テアさんがなんかそれなりに厳重なところに行ってから、赤い板を持ってきた。
魔道具のようだ。これがCランクの証だろう。

「これをリングにしばらく当ててください」
「どこでもいいの?」
「はい、どこでも大丈夫です」

言われた通りてきとーに当てていると、ステータスリングに赤い板が吸い込まれてリングが赤くなった。
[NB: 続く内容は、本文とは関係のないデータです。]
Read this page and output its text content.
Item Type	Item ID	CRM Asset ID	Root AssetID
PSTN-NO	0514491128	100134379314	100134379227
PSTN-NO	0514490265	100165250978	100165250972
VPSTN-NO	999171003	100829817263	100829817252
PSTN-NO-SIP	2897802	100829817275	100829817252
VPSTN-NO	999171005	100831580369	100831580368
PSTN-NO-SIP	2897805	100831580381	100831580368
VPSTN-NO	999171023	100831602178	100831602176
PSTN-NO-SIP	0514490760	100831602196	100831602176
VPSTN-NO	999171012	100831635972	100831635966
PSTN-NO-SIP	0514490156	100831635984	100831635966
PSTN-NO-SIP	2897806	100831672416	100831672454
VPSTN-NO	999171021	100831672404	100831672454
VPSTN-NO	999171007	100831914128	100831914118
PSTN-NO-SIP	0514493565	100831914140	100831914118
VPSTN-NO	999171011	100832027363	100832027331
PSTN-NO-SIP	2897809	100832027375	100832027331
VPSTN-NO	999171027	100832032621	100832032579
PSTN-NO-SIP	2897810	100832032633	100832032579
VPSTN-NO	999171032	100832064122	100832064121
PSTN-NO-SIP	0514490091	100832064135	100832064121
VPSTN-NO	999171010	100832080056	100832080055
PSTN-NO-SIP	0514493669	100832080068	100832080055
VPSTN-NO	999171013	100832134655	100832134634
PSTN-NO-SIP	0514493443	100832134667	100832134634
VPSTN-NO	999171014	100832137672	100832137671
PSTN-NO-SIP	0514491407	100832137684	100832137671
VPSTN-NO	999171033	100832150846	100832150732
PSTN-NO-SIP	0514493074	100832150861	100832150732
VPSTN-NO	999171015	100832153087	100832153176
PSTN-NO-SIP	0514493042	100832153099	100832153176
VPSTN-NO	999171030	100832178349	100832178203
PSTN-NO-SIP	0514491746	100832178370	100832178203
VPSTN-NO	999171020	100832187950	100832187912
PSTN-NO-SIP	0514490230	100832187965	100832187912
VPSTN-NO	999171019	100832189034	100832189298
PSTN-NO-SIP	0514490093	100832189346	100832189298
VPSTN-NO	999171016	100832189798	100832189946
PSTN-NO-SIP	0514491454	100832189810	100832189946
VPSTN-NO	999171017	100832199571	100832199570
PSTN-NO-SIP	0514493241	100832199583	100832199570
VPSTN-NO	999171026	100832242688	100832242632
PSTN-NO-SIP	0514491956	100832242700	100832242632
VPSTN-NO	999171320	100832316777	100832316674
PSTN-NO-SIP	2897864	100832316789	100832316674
「そしたらこちらの球体にリングをかざして頂ければ登録完了になります。かざす前に表示してもいいステータスに変えといて下さい」

後半は小声で言われた。
受付の方に戻って、ステータスを確認してから置かれている球体にステータスリングをかざす。
するとリングと球体が一緒に光った。

「はい、これで登録完了になります」

無事に冒険者の仲間入り。
さて、どうしようかな? 明かりはどうもランプが壁にかけてあるだけだし。
もうすぐお昼なわけですが……。

「のう、テアさんや」
「はい?」
「この王都で食事をするには平均1食いくら?」
「そうですねぇ……」

屋台のような安いところから、一般的な食堂、後は高級レストランのような場所の大体の値段を教えてもらったが……。
うん、全然足りんな? いや、昼食べるぐらいはあるが、余裕が無い。
お金を稼がねばなるまいて。

「うん、余裕が無い。依頼を受けよう」
「気になる依頼があったらタッチして下さい、詳細が出ます。受けたいのがあったら長く触れて下さい。依頼が消えたらリングに仮受注状態として表示されるので受付へ行って受注状態にして下さい」
「分かったわ」

さて、依頼を選ぼうか。何があるかな?
ランクを上げるにはBを受ける必要があるが……。時間的に良いのは既に無いか。
まあ、私が欲しいのはお金なので、白か!
……んー、アンデッド、アンデッドかぁ。
背伸びして指先で触れると、目の前に小さいディスプレイが出てきた詳細が表示される。ほんと、ゲームみたい。大好物です。

ふむ、アンデッドが大量発生している場所の制圧か。
アンデッドの大群を放置しとくとより強い個体が生まれて更に厄介な事になるが、もう手遅れじゃないかな? だいぶ立ってるよ?
アンデッドが発生するレベルまで淀んでるってことは精霊達が避けるだろうし。
一番最初のクエストがアンデッドってなんか嫌だな……。
でも今これしかなしなー。

バァァン! ドタドタドタ!

「緊急事態だ! ギルマスを呼んでくれ!」
「は、はい!」

と、テアさんが走ってった。ふむ、城の騎士か。となると面倒事か。